Seventy-six years have passed since this particular romantic drama was lensed, and watching it is almost like looking at the past with an acute case of tunnel vision. The protagonist is Richard Dix, as an independent electrician who is also well-read and well-versed in the trivia of his times. He meets two "New York swells" who concoct a wager, concerning one of their equally snobbish female friends, and who are just about as loathsome as cinematic fiction of that day allowed.

In short, one of these useless playboys ( Allen Kearns ), challenges the other useless playboy in a bet, for $ 5000, no less, that stakes his absolute belief in the uselessness of love. These are the kinds of gentrified men that working-class folks of 1930 would absolutely despise. They wear tuxedoes and smoke constantly ( everybody does ), even while playing billiards in the quiet of a penthouse apartment. They have an Oxford-educated butler at their beck and call. They're disgusting and boorish.

Contrast to them, the Richard Dix character as Darby, the electrician.

He's a fine fellow, noble in spirit, and full of "enthusiasms." In a really great sequence, the loathsome "swell" who doesn't believe in love offers Darby a thousand bucks to masquerade as yet another useless playboy, giving him thirty days to romance his friend, a cold and diffident socialite ( Renee Macready as Betty ). The wise-acre working class stiff refuses to let the pompous "swell" make 400 % on his "labor," and then negotiates himself into a fifty-fifty split. He's too proud to take a thousand dollars but not too proud to game this wager for twenty-five hundred !! Maybe that was funny in 1930 but today, in this time, it just seems to be really, really odd.
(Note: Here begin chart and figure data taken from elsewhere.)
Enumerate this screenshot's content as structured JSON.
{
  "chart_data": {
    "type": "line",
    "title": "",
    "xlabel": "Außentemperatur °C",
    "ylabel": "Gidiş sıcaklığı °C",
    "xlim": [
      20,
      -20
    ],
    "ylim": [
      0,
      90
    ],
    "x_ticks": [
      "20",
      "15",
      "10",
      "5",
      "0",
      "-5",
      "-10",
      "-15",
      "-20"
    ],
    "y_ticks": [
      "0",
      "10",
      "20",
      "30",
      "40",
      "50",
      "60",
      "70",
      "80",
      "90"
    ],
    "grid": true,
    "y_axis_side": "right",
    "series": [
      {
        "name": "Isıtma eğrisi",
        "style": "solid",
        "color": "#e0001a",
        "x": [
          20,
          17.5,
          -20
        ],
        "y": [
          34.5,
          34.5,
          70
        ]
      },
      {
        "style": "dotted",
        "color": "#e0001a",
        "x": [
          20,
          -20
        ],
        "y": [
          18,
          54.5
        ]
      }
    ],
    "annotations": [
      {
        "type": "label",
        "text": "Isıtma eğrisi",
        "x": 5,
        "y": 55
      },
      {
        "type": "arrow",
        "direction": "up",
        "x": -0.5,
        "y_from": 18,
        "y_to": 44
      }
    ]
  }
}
Useless playboy number one insists that Darby not reveal the details of this plot and proceeds to fit his 'mannequin' with a couple of good suits and a tuxedo. By this device he's converted into a gentleman.

I.e., another useless playboy. But "love" interferes. He meets the fiancé of useless playboy number one at the tailor shop where he's being fitted for his new suits. For him it's love at first sight.

One thing leads to another and the denouement of the drama happens over a week-end at the New London estate of the loathsome "swell" who concocted this farce. Darby pretends to be just as blasé and useless as the other two playboys but he doesn't do it very well. Maybe that, too, was funny in 1930 but it merely seems inscrutable now.

The thing about this movie that is charming, however, is the rapid-fire dialog and the plot twist of twists, wherein the socialite snob falls for the Oxford butler while the 'flapper' fiancé is falling for the disguised electrician. But when she suspects that Darby is just a romantic wolf, trying to charm every woman in the party, she recoils from him in disgust and sadness. That's actually a very touching moment. How it all works out is rather predictable for today's viewers but it may have been a workable premise for that time.

Dix recants his boorish masquerade, of course, and so the wager is quashed -- forcing obnoxious playboy number one to admit that it is all a trick, in front of his friend and both girl-friends -- and from there the film rushes to its inevitable happy ending.

What earns this film a rating of six out of ten is the pace of the snobbish chatter and the styles of the characters: they are all exact reproductions of New York "socialites" of the late 1920s. It is interesting to see, almost as a cultural document, how the standard of beauty for a young upper-class woman of that time was to be rail-thin and willowy. The two playboys are such boors that the whole 'romance' aspect of it seems unbelievable to these modern eyes. But it was clearly not out of the mainstream for 1930.

Unless some company decides to publish a retrospective of Richard Dix, this film will probably never appear anywhere else but on Turner Classic Movies. Perhaps it was written to be a farce, but if so, the elements of humor that would have been obvious to theater-goers then, have dissolved with the passage of time.

As it stands now, as a cultural document, it seems to be more of a critique of social pretense, and the pretentiousness of "the upper crust," which is in fact a fairly thin layer of American society. Dix, with his physical energy and commanding screen presence, makes this vehicle work, and it was intriguing to open a window on a world from our culture which is now so very long gone. A world that existed for so very few people, where a bet for $ 5000 represents the family income of ten working families of that day and age. Farce or not, it was enjoyable for those reasons and worthy of a better-than-neutral vote.